Darweshi McRoy v. United States, No. 12-CF-1797 (Decided January 15, 2015)
Players:
Fisher, Thompson, Easterly. Opinion by
Judge Fisher. PDS for Mr. McRoy. Trial Judge: William M. Jackson.
Facts: A jury convicted Mr. McRoy of thirteen counts of sex abuse for
the alleged abuse of his stepdaughters—D.J. and M.J.—and their friend, E.W. In 2010, D.J., who was fourteen at the time,
gave a videotaped statement at the Child Advocacy Center (“CAC”) describing the
first instance of abuse that occurred when she was nine years old. In her grand jury testimony a year later,
D.J. stated that what she said in the CAC statement was true. At trial, D.J. was reluctant to testify. When asked by the government to tell the jury
what happened, D.J. refused, saying that she did not want to talk about it. Rather than push her to testify or request
that the court order her to testify, the government instead introduced the
videotaped CAC statement. Defense
counsel argued that her refusal to testify was not, in fact, inconsistent with her
CAC statement, and that the government was introducing the statement simply to
bolster its recalcitrant witness’s testimony.
Nevertheless, the court admitted the tape to impeach D.J.’s credibility
and to show her demeanor.
Issue 1: Given D.J.’s refusal to testify, was the videotaped
statement admissible as an inconsistent statement?
Holding: No. The
Court did not decide whether the outright refusal to testify is inconsistent
with a previous statement (although it did offer some musings). Instead, the Court held that the government
did not lay a sufficient foundation for admitting the video, noting that the
government did not push D.J. to answer, did not attempt to lead D.J. through
her testimony, and did not request that the court order her to testify. Consequently, the Court was not satisfied of D.J.’s
outright refusal to testify.
Issue 2: Should the court have granted a mistrial after D.J.’s and
M.J.’s mother referenced the fact that Mr. McRoy spent time in jail?
Holding: No. The court
issued a curative instruction, and the reference to McRoy having been in jail
was brief, non-specific, and not intentionally elicited by the government.
Issue 3: Was there sufficient evidence to convict Mr. McRoy of
contact with “M.J’s breast . . . between on or about August 1, 2005 and on or
about November 30, 2007, at the residence on E Street., NE,” when M.J.

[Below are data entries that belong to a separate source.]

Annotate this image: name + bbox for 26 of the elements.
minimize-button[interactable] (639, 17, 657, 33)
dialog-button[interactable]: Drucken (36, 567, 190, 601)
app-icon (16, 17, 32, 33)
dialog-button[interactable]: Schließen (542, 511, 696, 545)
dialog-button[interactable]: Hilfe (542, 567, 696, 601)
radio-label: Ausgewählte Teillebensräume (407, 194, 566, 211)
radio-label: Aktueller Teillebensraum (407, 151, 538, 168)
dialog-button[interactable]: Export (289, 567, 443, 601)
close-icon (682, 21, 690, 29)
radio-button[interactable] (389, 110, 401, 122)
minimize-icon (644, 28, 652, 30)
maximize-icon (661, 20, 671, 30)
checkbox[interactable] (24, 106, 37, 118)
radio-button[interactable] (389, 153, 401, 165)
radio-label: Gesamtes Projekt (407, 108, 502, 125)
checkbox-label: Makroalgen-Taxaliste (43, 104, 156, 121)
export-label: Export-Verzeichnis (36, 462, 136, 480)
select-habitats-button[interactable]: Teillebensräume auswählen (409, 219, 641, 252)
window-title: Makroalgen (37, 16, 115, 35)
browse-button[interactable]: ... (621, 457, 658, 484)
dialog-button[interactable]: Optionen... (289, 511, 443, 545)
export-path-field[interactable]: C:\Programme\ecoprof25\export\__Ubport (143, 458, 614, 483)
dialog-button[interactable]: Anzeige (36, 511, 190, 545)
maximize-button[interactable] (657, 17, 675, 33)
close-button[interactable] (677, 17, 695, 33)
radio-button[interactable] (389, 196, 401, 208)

testified that she was not touched until the family moved to a residence on
Shepherd Street in 2009?
Holding: No. Even though the
Court gives prosecutors leeway when it comes to children witnesses remembering
dates and locations, the jury could not have reasonably inferred from M.J.’s
unequivocal testimony that the conduct happened at an earlier time in a
different place.
Of Note:
·
The Court did not answer the broader question of
whether the refusal to testify is inconsistent with a prior statement. It is important to continue to litigate the
issue and to push the government to use all possible measures, including the
sanction of contempt, to get a reluctant witness to give live testimony.
· The Court rejected the government’s argument for
issue 3 that defense counsel was really making a constructive amendment or
impermissible variance argument. The
Court held that the argument was rightly framed as a failure of proof argument.